29 However, it remained undetectable in Alvetex-cultured HMGECs, even after long-term air-lift culture. Since CK1 is one of the best-known markers of fully keratinized epithelium and detected in the orifices of meibomian duct, this suggests that air–liquid interface culture alone does not lead to keratinization in HMGECs. CK10 is generally associated with CK1 as the coexpressed partner of CK1 and has been described in suprabasal epidermal epithelial cells.

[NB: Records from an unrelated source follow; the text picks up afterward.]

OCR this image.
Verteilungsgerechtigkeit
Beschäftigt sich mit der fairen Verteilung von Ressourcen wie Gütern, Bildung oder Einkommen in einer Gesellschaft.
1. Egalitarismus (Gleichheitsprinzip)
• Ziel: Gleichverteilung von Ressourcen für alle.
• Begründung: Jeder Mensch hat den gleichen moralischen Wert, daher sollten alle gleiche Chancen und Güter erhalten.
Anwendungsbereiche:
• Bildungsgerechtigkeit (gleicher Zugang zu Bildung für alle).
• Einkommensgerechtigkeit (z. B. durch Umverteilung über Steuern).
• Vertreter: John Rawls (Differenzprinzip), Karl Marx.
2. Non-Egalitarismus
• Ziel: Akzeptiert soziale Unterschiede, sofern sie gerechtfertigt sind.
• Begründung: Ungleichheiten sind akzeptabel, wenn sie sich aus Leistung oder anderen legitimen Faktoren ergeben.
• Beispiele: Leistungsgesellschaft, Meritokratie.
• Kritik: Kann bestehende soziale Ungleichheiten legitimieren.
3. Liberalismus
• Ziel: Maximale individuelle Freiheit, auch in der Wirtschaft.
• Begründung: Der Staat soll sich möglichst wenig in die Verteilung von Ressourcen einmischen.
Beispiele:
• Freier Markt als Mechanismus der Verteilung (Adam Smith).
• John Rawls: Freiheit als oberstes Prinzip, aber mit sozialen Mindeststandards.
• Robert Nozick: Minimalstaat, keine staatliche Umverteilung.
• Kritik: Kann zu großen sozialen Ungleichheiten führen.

39 Recent studies have shown that CK10 is upregulated by air-lift culture in conjunctiva
40 and corneal limbus
41 but remains absent from peripheral cornea,
41 sebaceous gland,
42 or acini of meibomian glands.
43 In 2016, Call et al.
44 demonstrated that CK10 and CK4 are colocalized within the central duct near the ductile openings in fully developed meibomian glands of mice. Accordingly, CK10 was detected only in the ductal epithelium of human meibomian gland, but not in the meibocytes.
29 Hence, several bodies of evidence indicate that CK10 has the potential to serve as a biomarker to identify human ductal epithelial cells and to determine their differentiation status. In this study CK10 expression was mildly inducible on the apical surface in response to air exposure. This suggests that air exposure to HMGECs induces a state similar to that of epithelial cells of the meibomian excretory duct. This is also in line with previous findings demonstrating that HMGECs can differentiate to meibomian gland excretory duct lining cells.
15 CK14 is generally found in the basal cell layer of stratified epithelium
39 as well as in acini and ductal epithelium of human meibomian glands.
29 Aside from some cytoprotective functions of CK14, very little is known about CK14-related functional mechanisms, since the homozygous CK14 knockout mice show postnatal lethality of 100%.
45 Nevertheless, it is presumed that CK14 expression is tightly regulated by the differentiation program in stratified epithelium. When epithelial cells move upward and differentiate on their way to the apical surface of a stratified epithelium, CK14 levels diminish gradually and a new pair of CKs is induced.
46 Based on this, we expected that CK14 would decrease during cell differentiation or at least be confined to the basal layer after air–liquid interface culture. However, CK14 immunoreactivity strongly increased over time in Alvetex. Maybe this is due to the lack of a proper stratification in 3D-cultured HMGECs. Another possible reason could be the lack of mechanical stress and the necessity to actively maintain the cell shape in the scaffold. Nevertheless, additional work is required to explore the precise mechanisms and to confirm this finding.